Israel kills journalists and emergency crews in Gaza and Lebanon week after week, month after month, and it raises barely an eyebrow from the political and media class.
Israel declares “yellow lines“ in Gaza and Lebanon, demarcating expanded borders that formalise its theft of other peoples’ lands, and this instantly becomes the new normal.
Israel continuously violates ceasefires in Gaza and Lebanon, spreading misery and inflaming yet more anger and bitterness, and once again, our politicians and media turn a blind eye.
Which western media outlets are pointing out a starkly revealing fact: that Israel now occupies more of Lebanon than Russia does of Ukraine?
Media bias
An analysis by the Newscord media monitoring group last month confirmed earlier research: that the British media studiously avoid naming ethnic cleansing and genocide when it is Israel – rather than Russia – carrying them out.
Comparing the coverage of the most “serious” establishment British news outlets – the BBC, the Guardian and Sky – with that of Al Jazeera, the study found that UK media consistently choose to obscure Israel’s responsibility for its crimes.
Israel was identified as conducting attacks in Gaza in only around half of British news reports, in contrast to nearly 90 per cent of Al Jazeera’s.
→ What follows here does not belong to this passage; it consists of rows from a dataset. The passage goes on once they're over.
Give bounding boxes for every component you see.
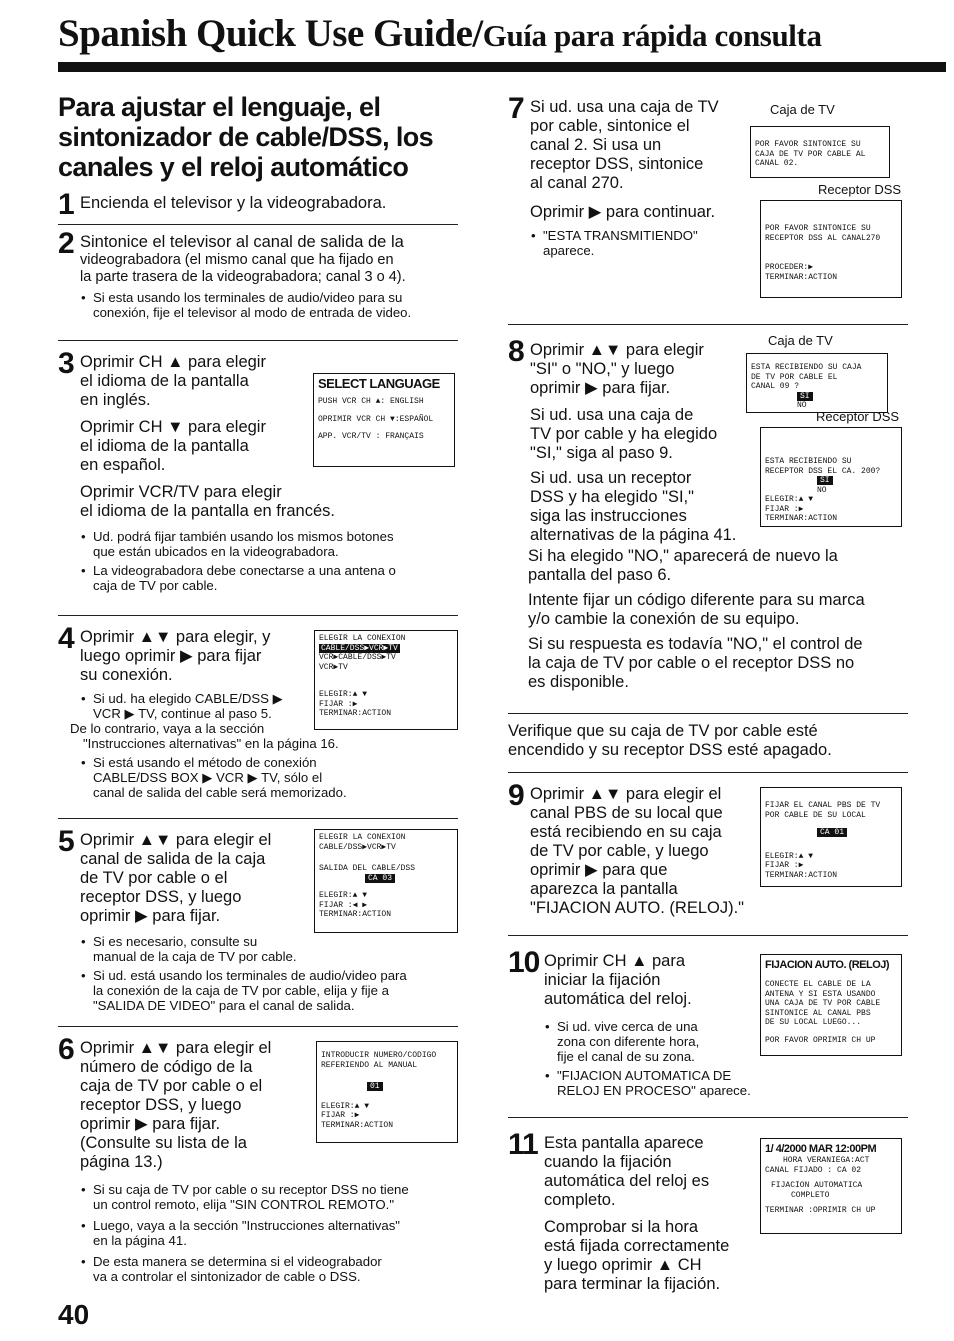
osd-line: ANTENA Y SI ESTA USANDO xyxy=(765,989,876,999)
bullet-line: • De esta manera se determina si el videograbador xyxy=(93,1254,382,1269)
note-text: encendido y su receptor DSS esté apagado. xyxy=(508,741,832,759)
step-text: "FIJACION AUTO. (RELOJ)." xyxy=(530,899,745,917)
page-number: 40 xyxy=(58,1299,90,1330)
osd-line: SALIDA DEL CABLE/DSS xyxy=(319,864,416,873)
osd-line: FIJAR :▶ xyxy=(319,699,358,709)
bullet-line: • Ud. podrá fijar también usando los mismos botones xyxy=(93,529,394,544)
osd-receiving-cable xyxy=(746,353,888,413)
step-number: 4 xyxy=(58,622,74,655)
osd-auto-clock xyxy=(760,954,902,1056)
step-number: 11 xyxy=(508,1128,538,1161)
bullet-line: va a controlar el sintonizador de cable o DSS. xyxy=(93,1269,361,1284)
step-text: "SI," siga al paso 9. xyxy=(530,444,673,462)
bullet-line: CABLE/DSS BOX ▶ VCR ▶ TV, sólo el xyxy=(93,770,323,785)
step-text: Si ud. usa una caja de TV xyxy=(530,98,719,116)
osd-line: ESTA RECIBIENDO SU CAJA xyxy=(751,363,862,372)
bullet-line: fije el canal de su zona. xyxy=(557,1049,695,1064)
verify-note xyxy=(508,714,908,773)
osd-option-no: NO xyxy=(797,401,807,410)
osd-line: CONECTE EL CABLE DE LA xyxy=(765,980,871,989)
bullet xyxy=(80,290,458,320)
label-dss: Receptor DSS xyxy=(816,409,900,424)
osd-line: TERMINAR:ACTION xyxy=(765,272,838,282)
bullet xyxy=(80,1182,458,1212)
bullet-line: • Si ud. vive cerca de una xyxy=(557,1019,698,1034)
step-text: cuando la fijación xyxy=(544,1153,672,1171)
osd-line: FIJACION AUTOMATICA xyxy=(771,1181,863,1190)
bullet-line: • Si es necesario, consulte su xyxy=(93,934,258,949)
osd-title: FIJACION AUTO. (RELOJ) xyxy=(765,959,890,971)
step-text: caja de TV por cable o el xyxy=(80,1077,263,1095)
step-7 xyxy=(508,92,908,325)
step-text: canal de salida de la caja xyxy=(80,850,266,868)
osd-line: FIJAR :▶ xyxy=(765,861,804,870)
step-text: Esta pantalla aparece xyxy=(544,1134,704,1152)
step-text: Encienda el televisor y la videograbadora. xyxy=(80,194,387,212)
osd-line: ELEGIR:▲ ▼ xyxy=(319,690,368,699)
osd-line: ESTA RECIBIENDO SU xyxy=(765,457,852,466)
osd-tune-dss xyxy=(760,200,902,298)
step-text: de TV por cable, y luego xyxy=(530,842,709,860)
step-text: es disponible. xyxy=(528,673,629,691)
note-text: Verifique que su caja de TV por cable esté xyxy=(508,722,818,740)
osd-line: POR FAVOR SINTONICE SU xyxy=(755,140,861,149)
bullet xyxy=(544,1068,908,1098)
osd-line: REFERIENDO AL MANUAL xyxy=(321,1060,418,1070)
osd-line: FIJAR :▶ xyxy=(765,504,804,514)
osd-line: PROCEDER:▶ xyxy=(765,263,814,272)
label-cable-box: Caja de TV xyxy=(770,102,835,117)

As Newscord noted: “Half the time, BBC readers aren’t told who killed the person in the story.”
That was graphically illustrated in a notorious BBC headline: “Hind Rajab, 6, found dead in Gaza days after phone calls for help”.
In fact, an Israeli tank had sprayed a stationary car with gunfire even though the Israeli military had known for hours that it contained a Palestinian girl – the sole survivor of an earlier attack – who emergency crews were desperately trying to reach. Israel killed the rescue team, too.